I was delighted to see the article, "Will Work for Food," about goats as a tool in organic weed control.

My once spurge-infested acreage north of Fort Collins is not brown and dead from chemical herbicides, but a rich green living pasture due to those wonderful weed-eaters. While grazing is no quick fix, chemical management widely used is not working alone. Goats are the perfect addition to a management plan that is healthy for our increasingly polluted environment.

Our linear thinking needs to shift to a holistic one. It is evident that the dominant perspective of identifying a problem, then seeking to eradicate that problem in one fell swoop is unrealistic: We live in an ecosystem -each of us is part of this whole. Balance is critical and we cannot understand, or ever begin to heal our planet's challenges by compartmentalizing our bodies and our environment, seeing each as independent from the other. Until we start to sense the interconnectedness of ourselves and the earth we will never overcome any environmental problem.

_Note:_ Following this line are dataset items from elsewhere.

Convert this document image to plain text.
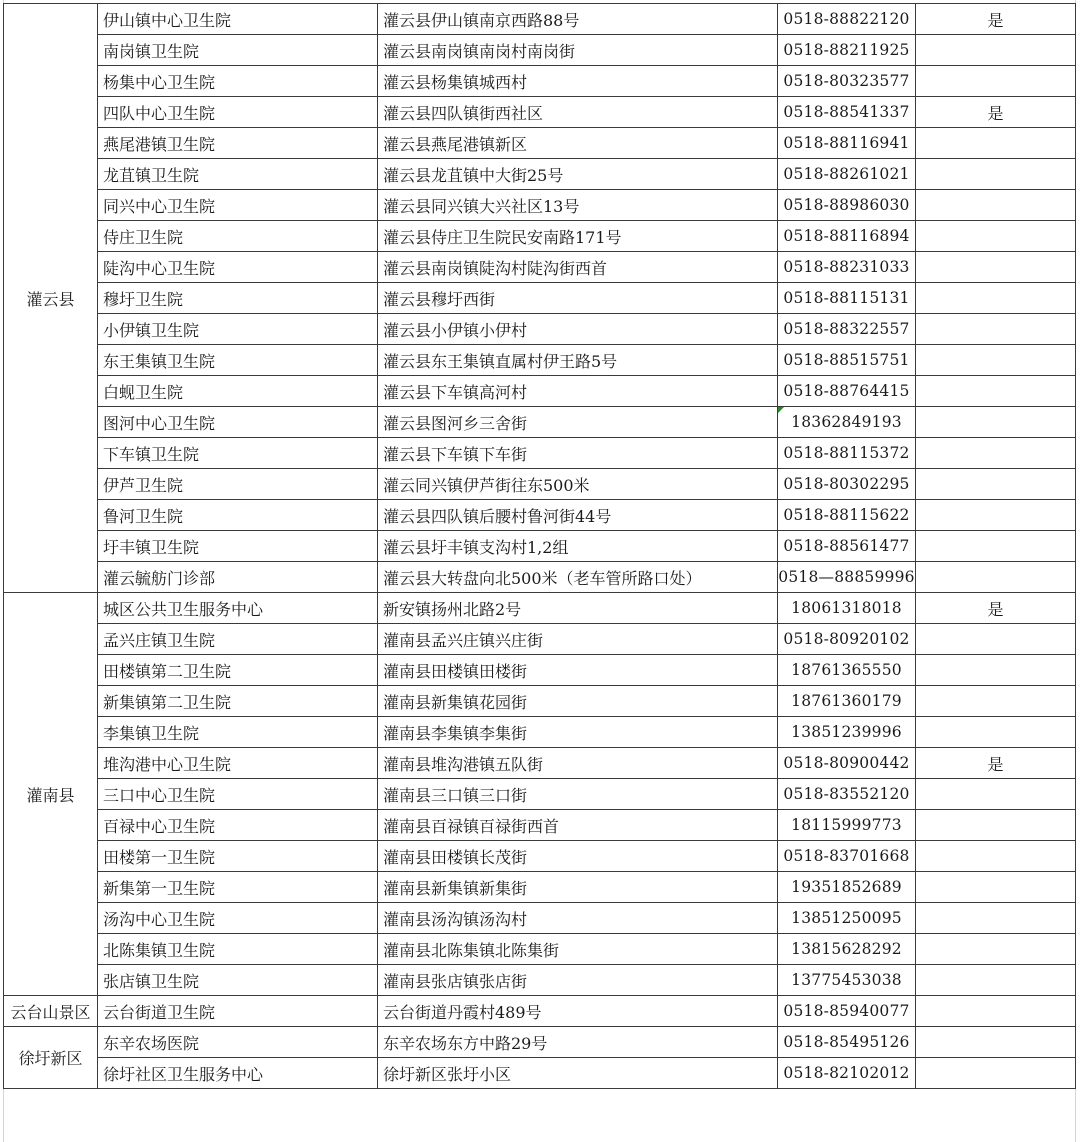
灌云县	伊山镇中心卫生院	灌云县伊山镇南京西路88号	0518-88822120	是
	南岗镇卫生院	灌云县南岗镇南岗村南岗街	0518-88211925	
	杨集中心卫生院	灌云县杨集镇城西村	0518-80323577	
	四队中心卫生院	灌云县四队镇街西社区	0518-88541337	是
	燕尾港镇卫生院	灌云县燕尾港镇新区	0518-88116941	
	龙苴镇卫生院	灌云县龙苴镇中大街25号	0518-88261021	
	同兴中心卫生院	灌云县同兴镇大兴社区13号	0518-88986030	
	侍庄卫生院	灌云县侍庄卫生院民安南路171号	0518-88116894	
	陡沟中心卫生院	灌云县南岗镇陡沟村陡沟街西首	0518-88231033	
	穆圩卫生院	灌云县穆圩西街	0518-88115131	
	小伊镇卫生院	灌云县小伊镇小伊村	0518-88322557	
	东王集镇卫生院	灌云县东王集镇直属村伊王路5号	0518-88515751	
	白蚬卫生院	灌云县下车镇高河村	0518-88764415	
	图河中心卫生院	灌云县图河乡三舍街	18362849193	
	下车镇卫生院	灌云县下车镇下车街	0518-88115372	
	伊芦卫生院	灌云同兴镇伊芦街往东500米	0518-80302295	
	鲁河卫生院	灌云县四队镇后腰村鲁河街44号	0518-88115622	
	圩丰镇卫生院	灌云县圩丰镇支沟村1,2组	0518-88561477	
	灌云毓舫门诊部	灌云县大转盘向北500米（老车管所路口处）	0518—88859996	
灌南县	城区公共卫生服务中心	新安镇扬州北路2号	18061318018	是
	孟兴庄镇卫生院	灌南县孟兴庄镇兴庄街	0518-80920102	
	田楼镇第二卫生院	灌南县田楼镇田楼街	18761365550	
	新集镇第二卫生院	灌南县新集镇花园街	18761360179	
	李集镇卫生院	灌南县李集镇李集街	13851239996	
	堆沟港中心卫生院	灌南县堆沟港镇五队街	0518-80900442	是
	三口中心卫生院	灌南县三口镇三口街	0518-83552120	
	百禄中心卫生院	灌南县百禄镇百禄街西首	18115999773	
	田楼第一卫生院	灌南县田楼镇长茂街	0518-83701668	
	新集第一卫生院	灌南县新集镇新集街	19351852689	
	汤沟中心卫生院	灌南县汤沟镇汤沟村	13851250095	
	北陈集镇卫生院	灌南县北陈集镇北陈集街	13815628292	
	张店镇卫生院	灌南县张店镇张店街	13775453038	
云台山景区	云台街道卫生院	云台街道丹霞村489号	0518-85940077	
徐圩新区	东辛农场医院	东辛农场东方中路29号	0518-85495126	
	徐圩社区卫生服务中心	徐圩新区张圩小区	0518-82102012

I am learning that dealing with weeds is complex, and until we get past the instant gratification mentality of wanting that quick fix, we will always be at odds with the Earth.

I believe we need to employ all the tools we can to achieve balance. While chemical herbicides may be useful, indeed necessary in certain areas, fragile ecosystems around wetlands and waterways need sensitivity in the approach to weed control. Goats are a wonderful part of the solution, the perfect companion to a holistic weed control program. They not only have an appetite for spurge and other noxious weeds, they encourage healthier soil through fertilization, and their hoof action aerates and conditions the soil.

Another important aspect often over-looked is the benefit of watching the cycle of life in my own backyard. To see babies that have been born since these goats have been here. I've interacted with this land I live on more this past month than any other time. Observing these creatures has been immensely satisfying -an intelligence and gentleness exists in these animals that could teach us all about what it means to be living with the earth, getting into step with the cadence of its rhythms.

I would like to recognize and thank Loyd Berry and the Larimer County Weed Control office for adopting goat grazing management into their cost-share program, and for showing a willingness to work toward a healthier environment.